Saat Mengatur Keuangan, Pantang Meremehkan “Pengeluaran Lain-lain”

mengatur keuangan

Dalam rencana anggaran apa pun, sering dijumpai pos “pengeluaran lain-lain”. Begitu juga saat mengatur keuangan keluarga.

Namun ada pula yang gak memasukkan pos ini. Padahal pos ini gak bisa dianggap remeh.

Mereka yang asal-asalan mengisi pos pengeluaran lain-lain pun sama saja dengan yang gak memasukkan pos ini ke rencana anggaran. Sebaiknya kita gak mengikuti langkah mereka ya.

Soalnya, keberadaan pos ini bakal sangat berguna jika kamu peduli akan masa depan keuangan yang kokoh.
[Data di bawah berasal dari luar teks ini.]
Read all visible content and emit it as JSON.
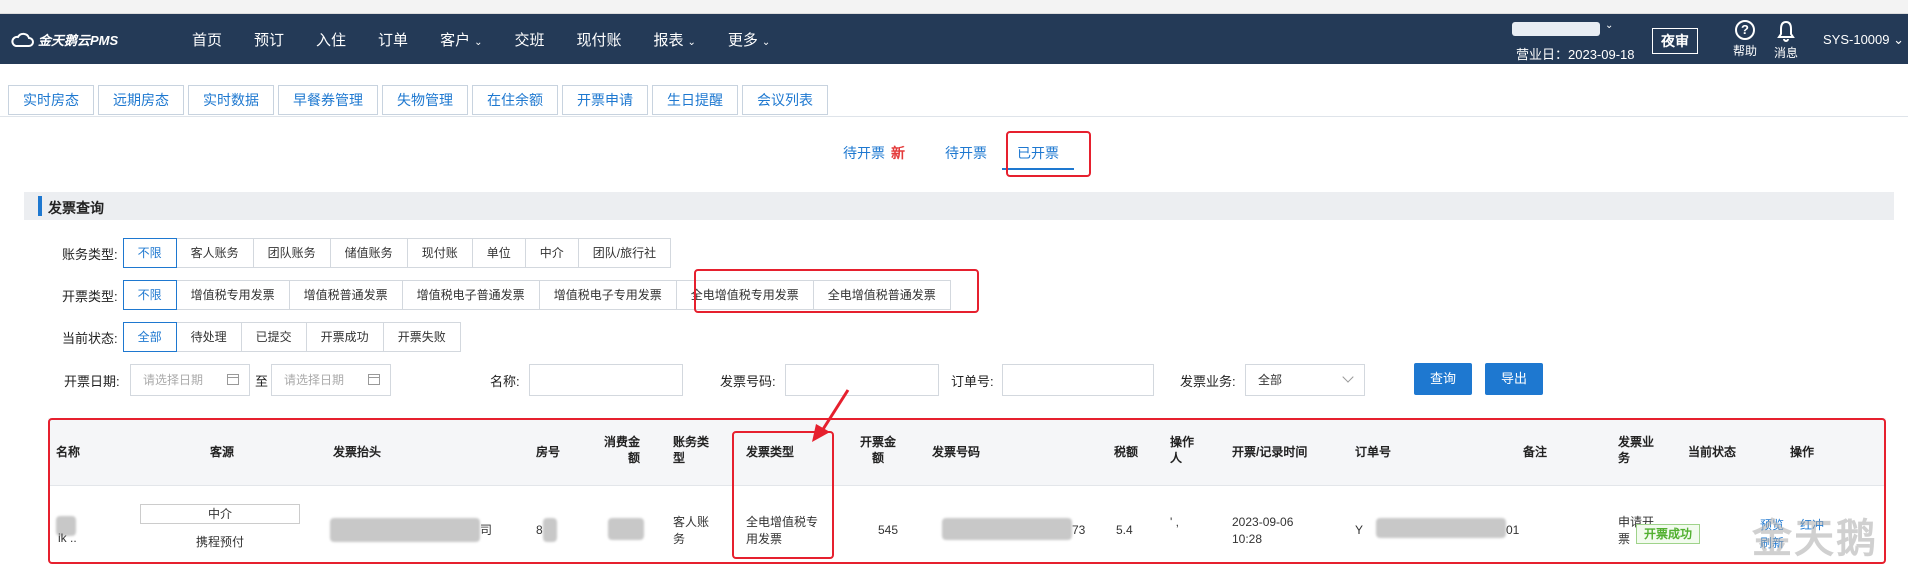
{
  "app": {
    "name": "金天鹅云PMS"
  },
  "nav": [
    {
      "label": "首页",
      "dropdown": false
    },
    {
      "label": "预订",
      "dropdown": false
    },
    {
      "label": "入住",
      "dropdown": false
    },
    {
      "label": "订单",
      "dropdown": false
    },
    {
      "label": "客户",
      "dropdown": true
    },
    {
      "label": "交班",
      "dropdown": false
    },
    {
      "label": "现付账",
      "dropdown": false
    },
    {
      "label": "报表",
      "dropdown": true
    },
    {
      "label": "更多",
      "dropdown": true
    }
  ],
  "header": {
    "business_date": "营业日：2023-09-18",
    "night_audit": "夜审",
    "help": "帮助",
    "messages": "消息",
    "user": "SYS-10009"
  },
  "tabs": [
    "实时房态",
    "远期房态",
    "实时数据",
    "早餐券管理",
    "失物管理",
    "在住余额",
    "开票申请",
    "生日提醒",
    "会议列表"
  ],
  "subtabs": {
    "pending_new": "待开票",
    "new_badge": "新",
    "pending": "待开票",
    "issued": "已开票"
  },
  "section_title": "发票查询",
  "filters": {
    "account_type": {
      "label": "账务类型:",
      "options": [
        "不限",
        "客人账务",
        "团队账务",
        "储值账务",
        "现付账",
        "单位",
        "中介",
        "团队/旅行社"
      ],
      "selected": 0
    },
    "invoice_type": {
      "label": "开票类型:",
      "options": [
        "不限",
        "增值税专用发票",
        "增值税普通发票",
        "增值税电子普通发票",
        "增值税电子专用发票",
        "全电增值税专用发票",
        "全电增值税普通发票"
      ],
      "selected": 0
    },
    "status": {
      "label": "当前状态:",
      "options": [
        "全部",
        "待处理",
        "已提交",
        "开票成功",
        "开票失败"
      ],
      "selected": 0
    },
    "date": {
      "label": "开票日期:",
      "start_placeholder": "请选择日期",
      "to": "至",
      "end_placeholder": "请选择日期"
    },
    "name_label": "名称:",
    "invoice_no_label": "发票号码:",
    "order_no_label": "订单号:",
    "business_label": "发票业务:",
    "business_value": "全部",
    "query_btn": "查询",
    "export_btn": "导出"
  },
  "table": {
    "headers": {
      "name": "名称",
      "source": "客源",
      "title": "发票抬头",
      "room": "房号",
      "amount1": "消费金",
      "amount2": "额",
      "acct1": "账务类",
      "acct2": "型",
      "invtype": "发票类型",
      "issue1": "开票金",
      "issue2": "额",
      "invno": "发票号码",
      "tax": "税额",
      "op1": "操作",
      "op2": "人",
      "time": "开票/记录时间",
      "order": "订单号",
      "remark": "备注",
      "biz1": "发票业",
      "biz2": "务",
      "status": "当前状态",
      "action": "操作"
    },
    "row": {
      "name": "ik ..",
      "source_tag": "中介",
      "source": "携程预付",
      "title_tail": "司",
      "room": "8",
      "acct1": "客人账",
      "acct2": "务",
      "invtype1": "全电增值税专",
      "invtype2": "用发票",
      "issue_amount": "545",
      "invno_tail": "73",
      "tax": "5.4",
      "operator": "' ,",
      "time1": "2023-09-06",
      "time2": "10:28",
      "order_head": "Y",
      "order_tail": "01",
      "biz1": "申请开",
      "biz2": "票",
      "status": "开票成功",
      "action_preview": "预览",
      "action_redflush": "红冲",
      "action_refresh": "刷新"
    }
  },
  "watermark": "金天鹅"
}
Setelah sebuah draf bujet dibuat, dalam praktiknya mungkin saja terjadi hal yang membutuhkan pengeluaran tak terduga.

Inilah yang membuat pos pengeluaran lain-lain itu penting dibuat dalam rangka mengatur keuangan. Berikut ini contoh di mana pos tersebut menunjukkan perannya untuk mengamankan keuangan:

1. Nambal ban bocor

mengatur keuangan
Ban bocor bikin dompet bocor juga, apalagi kalau sampai divonis mesti ganti ban (mazmuiz)

Tentunya kita gak bakal masukkin item pengeluaran buat ban bocor dalam rencana. Siapa yang bisa menebak kapan dan berapa kali ban bocor dalam sebulan?
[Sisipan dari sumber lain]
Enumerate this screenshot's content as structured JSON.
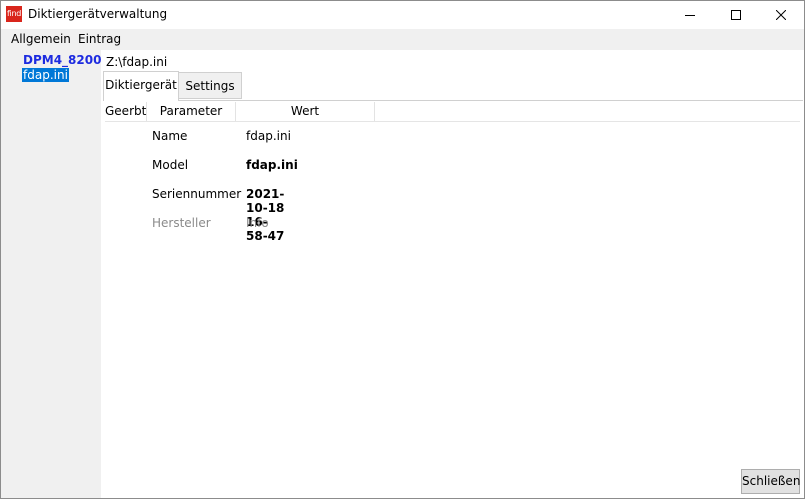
{
  "window": {
    "app_icon_text": "find",
    "title": "Diktiergerätverwaltung",
    "controls": [
      "minimize-icon",
      "maximize-icon",
      "close-icon"
    ]
  },
  "menu": {
    "items": [
      {
        "label": "Allgemein"
      },
      {
        "label": "Eintrag"
      }
    ]
  },
  "tree": {
    "root_label": "DPM4_8200",
    "child_label": "fdap.ini",
    "root_color": "#1d2be0",
    "selection_color": "#0078d7"
  },
  "main": {
    "path": "Z:\\fdap.ini",
    "tabs": [
      {
        "label": "Diktiergerät",
        "active": true
      },
      {
        "label": "Settings",
        "active": false
      }
    ],
    "columns": [
      "Geerbt",
      "Parameter",
      "Wert"
    ],
    "rows": [
      {
        "parameter": "Name",
        "value": "fdap.ini",
        "value_bold": false,
        "disabled": false
      },
      {
        "parameter": "Model",
        "value": "fdap.ini",
        "value_bold": true,
        "disabled": false
      },
      {
        "parameter": "Seriennummer",
        "value": "2021-10-18 16-58-47",
        "value_bold": true,
        "disabled": false
      },
      {
        "parameter": "Hersteller",
        "value": "Info",
        "value_bold": false,
        "disabled": true
      }
    ]
  },
  "footer": {
    "close_label": "Schließen"
  }
}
Ini berlaku baik untuk pengguna sepeda motor maupun mobil. Apalagi bila ban yang dipakai bukan tipe tubeless. Ban tubeless terkenal lebih susah ditembus paku tapi harganya lebih mahal dan kurang pas dipakai di jalan yang gak rata.
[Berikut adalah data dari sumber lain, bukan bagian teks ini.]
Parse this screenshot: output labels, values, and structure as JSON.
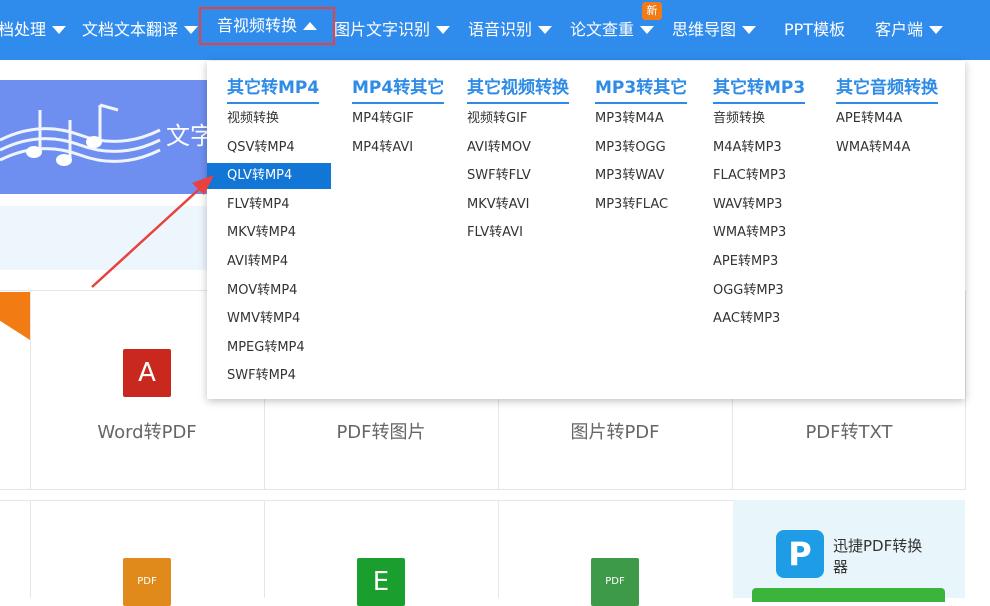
{
  "nav": {
    "items": [
      {
        "label": "档处理",
        "caret": true
      },
      {
        "label": "文档文本翻译",
        "caret": true
      },
      {
        "label": "音视频转换",
        "caret": true,
        "active": true
      },
      {
        "label": "图片文字识别",
        "caret": true
      },
      {
        "label": "语音识别",
        "caret": true
      },
      {
        "label": "论文查重",
        "caret": true
      },
      {
        "label": "思维导图",
        "caret": true
      },
      {
        "label": "PPT模板",
        "caret": false
      },
      {
        "label": "客户端",
        "caret": true
      }
    ],
    "badge": "新"
  },
  "banner": {
    "text": "文字"
  },
  "dropdown": {
    "columns": [
      {
        "title": "其它转MP4",
        "items": [
          "视频转换",
          "QSV转MP4",
          "QLV转MP4",
          "FLV转MP4",
          "MKV转MP4",
          "AVI转MP4",
          "MOV转MP4",
          "WMV转MP4",
          "MPEG转MP4",
          "SWF转MP4"
        ]
      },
      {
        "title": "MP4转其它",
        "items": [
          "MP4转GIF",
          "MP4转AVI"
        ]
      },
      {
        "title": "其它视频转换",
        "items": [
          "视频转GIF",
          "AVI转MOV",
          "SWF转FLV",
          "MKV转AVI",
          "FLV转AVI"
        ]
      },
      {
        "title": "MP3转其它",
        "items": [
          "MP3转M4A",
          "MP3转OGG",
          "MP3转WAV",
          "MP3转FLAC"
        ]
      },
      {
        "title": "其它转MP3",
        "items": [
          "音频转换",
          "M4A转MP3",
          "FLAC转MP3",
          "WAV转MP3",
          "WMA转MP3",
          "APE转MP3",
          "OGG转MP3",
          "AAC转MP3"
        ]
      },
      {
        "title": "其它音频转换",
        "items": [
          "APE转M4A",
          "WMA转M4A"
        ]
      }
    ],
    "selected": "QLV转MP4"
  },
  "cards": {
    "row1": [
      "Word转PDF",
      "PDF转图片",
      "图片转PDF",
      "PDF转TXT"
    ],
    "icons": {
      "pdf": "A",
      "excel": "E",
      "pdf_file": "PDF"
    }
  },
  "promo": {
    "title": "迅捷PDF转换器",
    "logo": "P"
  },
  "colors": {
    "nav": "#2f8cec",
    "accent": "#2f8ce6",
    "selected": "#1276d6",
    "highlight_box": "#e8413e",
    "arrow": "#e8413e"
  }
}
Sekali nambal ban motor sekarang bisa sampai Rp 15 ribu lho di Jabodetabek. Rata-rata sih Rp 12 ribu. Kalau beruntung, bisa dapet yang Rp 10 ribu.

Itu belum termasuk ganti ban dalem kalau gak bisa ditambal atau bocornya parah. Ongkosnya sampai Rp 50 ribu. Lumayan kan pengeluaran sebesar itu.

2. Beli lampu

mengatur keuangan
Apa jenis lampumu? Sekarang udah zamannya LED, bukan bohlam yang boros listrik (the grife)

Lampu rumah pun gak bisa diprediksi kapan matinya. Saat mati, tentu saja lampu mesti segera diganti.

Pada saat inilah pos pengeluaran lain-lain bisa dicomot untuk beli lampu baru. Harga lampu LED yang 6 watt sekarang Rp 20 ribuan. Sedangkan yang 10 watt bisa sampai dua kali lipatnya.

[Baca: Ini Nih 5 Kebiasaan Buruk Mengatur Keuangan yang Harus Kamu Tinggalkan]

3. Amplop kondangan

mengatur keuangan
Besok-besok kalau punya gawe sediain mesin EDC aja, biar gak ribet ngitung amplop (Youtube)

Pada bulan-bulan tertentu, seseorang bisa tiap minggu harus menghadiri undangan resepsi nikah kenalan. Jelas, amplop kondangan harus tersedia.

Rata-rata, orang memberikan Rp 150-200 ribu. Bila tiap pekan ada undangan, misalnya, berarti bisa keluar duit hingga Rp 800 ribu maksimal. Atau mau kasih hadiah nikah yang bukan berupa uang? Sama aja keluar duit kan.

[Baca: 4 Kado Pernikahan Selain Uang yang Dijamin Bikin Pengantin Terkesan]

Betul, gak semua undangan mesti dihadiri, terutama yang gak kenal-kenal amat. Tapi besar kemungkinan kita memilih hadir demi menghormati undangan yang diberikan.

4. Servis elektronik

mengatur keuangan
TV rusak ada hikmahnya, anak-anak jadi gak melototin layar melulu (violia sagita)

Kadang barang elektronik di rumah seperti televisi, kulkas, sampai kipas angin rusak tak kenal waktu. Seakan gak peduli dompet lagi tipis, kalau rusak ya rusak aja.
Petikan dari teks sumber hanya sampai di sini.